Castaneda urges us to infer that Officer Perez pursued him (as in Garry), because the blue car that Castaneda stopped behind was 15 to 20 feet from Perez’s car, but Perez ended up closer to Castaneda, with just the width of the blue car between them. Regardless, the officer’s actions in Garry are distinguishable. In Garry, the officer walked “briskly,” for 35 feet, in just “two and a half, three seconds,” directly toward the defendant. (Garry, supra, 156 Cal.App.4th at p. 1111.) Perez merely walked a few feet in his direction and stopped where there was still an automobile between them. Moreover, the fact that the officer in Garry approached the defendant was just one of a number of factors leading to the conclusion that the defendant was detained. (Id. at pp. 1111-1112.) Neither the same factors nor any equivalent combination of circumstances are present in this case.
Under the totality of the circumstances, a reasonable person in Castaneda’s position would have believed that he was free to walk away when Officer Perez called his name and indicated her desire to speak with him. There was no detention under the Fourth Amendment at that point, and the record discloses no detention until Perez ordered Castaneda to raise his hands -- after Castaneda had ducked down behind the blue car.
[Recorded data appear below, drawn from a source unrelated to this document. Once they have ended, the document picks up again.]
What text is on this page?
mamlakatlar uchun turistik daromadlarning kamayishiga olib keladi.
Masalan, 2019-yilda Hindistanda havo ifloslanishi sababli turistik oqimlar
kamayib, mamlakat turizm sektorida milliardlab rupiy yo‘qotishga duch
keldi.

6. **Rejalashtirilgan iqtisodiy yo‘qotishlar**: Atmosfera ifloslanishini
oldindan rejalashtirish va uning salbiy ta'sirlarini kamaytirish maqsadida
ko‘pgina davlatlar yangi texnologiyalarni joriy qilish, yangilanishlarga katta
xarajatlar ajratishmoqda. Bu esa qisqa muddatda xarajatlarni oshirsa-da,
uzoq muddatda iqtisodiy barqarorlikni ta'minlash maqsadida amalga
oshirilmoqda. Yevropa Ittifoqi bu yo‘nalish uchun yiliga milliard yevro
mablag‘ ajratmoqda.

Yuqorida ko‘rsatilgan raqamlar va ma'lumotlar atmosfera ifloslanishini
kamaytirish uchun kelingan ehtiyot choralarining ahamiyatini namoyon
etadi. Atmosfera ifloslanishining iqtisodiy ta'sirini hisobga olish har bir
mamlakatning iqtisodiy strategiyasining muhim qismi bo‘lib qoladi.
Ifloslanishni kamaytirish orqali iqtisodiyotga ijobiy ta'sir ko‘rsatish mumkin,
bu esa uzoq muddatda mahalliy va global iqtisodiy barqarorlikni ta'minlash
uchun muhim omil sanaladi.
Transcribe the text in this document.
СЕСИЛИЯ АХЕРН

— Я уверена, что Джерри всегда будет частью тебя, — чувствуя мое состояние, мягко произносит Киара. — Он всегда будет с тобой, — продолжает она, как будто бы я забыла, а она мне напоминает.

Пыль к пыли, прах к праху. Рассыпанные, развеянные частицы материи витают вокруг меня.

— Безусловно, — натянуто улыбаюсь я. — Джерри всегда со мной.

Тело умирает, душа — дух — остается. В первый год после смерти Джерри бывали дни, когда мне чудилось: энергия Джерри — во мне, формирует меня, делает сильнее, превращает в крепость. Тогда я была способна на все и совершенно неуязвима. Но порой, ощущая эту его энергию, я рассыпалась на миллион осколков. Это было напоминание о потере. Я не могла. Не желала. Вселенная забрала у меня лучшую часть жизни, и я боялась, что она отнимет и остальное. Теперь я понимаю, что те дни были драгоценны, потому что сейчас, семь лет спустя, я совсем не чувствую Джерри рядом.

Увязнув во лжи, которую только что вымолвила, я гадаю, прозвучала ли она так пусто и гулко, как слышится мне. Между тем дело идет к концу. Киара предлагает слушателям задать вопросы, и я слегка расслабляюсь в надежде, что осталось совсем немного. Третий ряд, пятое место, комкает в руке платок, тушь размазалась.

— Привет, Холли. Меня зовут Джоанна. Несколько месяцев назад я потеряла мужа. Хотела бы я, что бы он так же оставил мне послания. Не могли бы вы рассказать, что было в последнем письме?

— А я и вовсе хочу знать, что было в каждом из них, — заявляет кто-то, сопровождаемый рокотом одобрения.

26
Whether this detention was lawful, we address next.
B. Reasonable Suspicion
“[A]n officer may, consistent with the Fourth Amendment, conduct a brief, investigatory stop when the officer has a reasonable, articulable suspicion that criminal activity is afoot. [Citation.]” (Illinois v. Wardlow (2000) 528 U.S. 119, 123.)
Once Castaneda ducked behind the parked car, Officer Perez had a reasonable suspicion under the circumstances that he was engaged in criminal activity, or, as the officer feared, was drawing a weapon and imperiling the officer’s safety. The detention of Castaneda at that point was justified under the Fourth Amendment, and Castaneda does not argue to the contrary.
Nor does Castaneda challenge the legality of the subsequent pat search or the search of his pockets, which, as the magistrate found, were made after obtaining Castaneda’s consent. Castaneda fails to establish error in the denial of his motion to suppress.
III. DISPOSITION
The judgment is affirmed.
We concur. JONES, P. J. REARDON, J.
Judge of the Superior Court of Alameda County, assigned by the Chief Justice pursuant to article VI, section 6 of the California Constitution.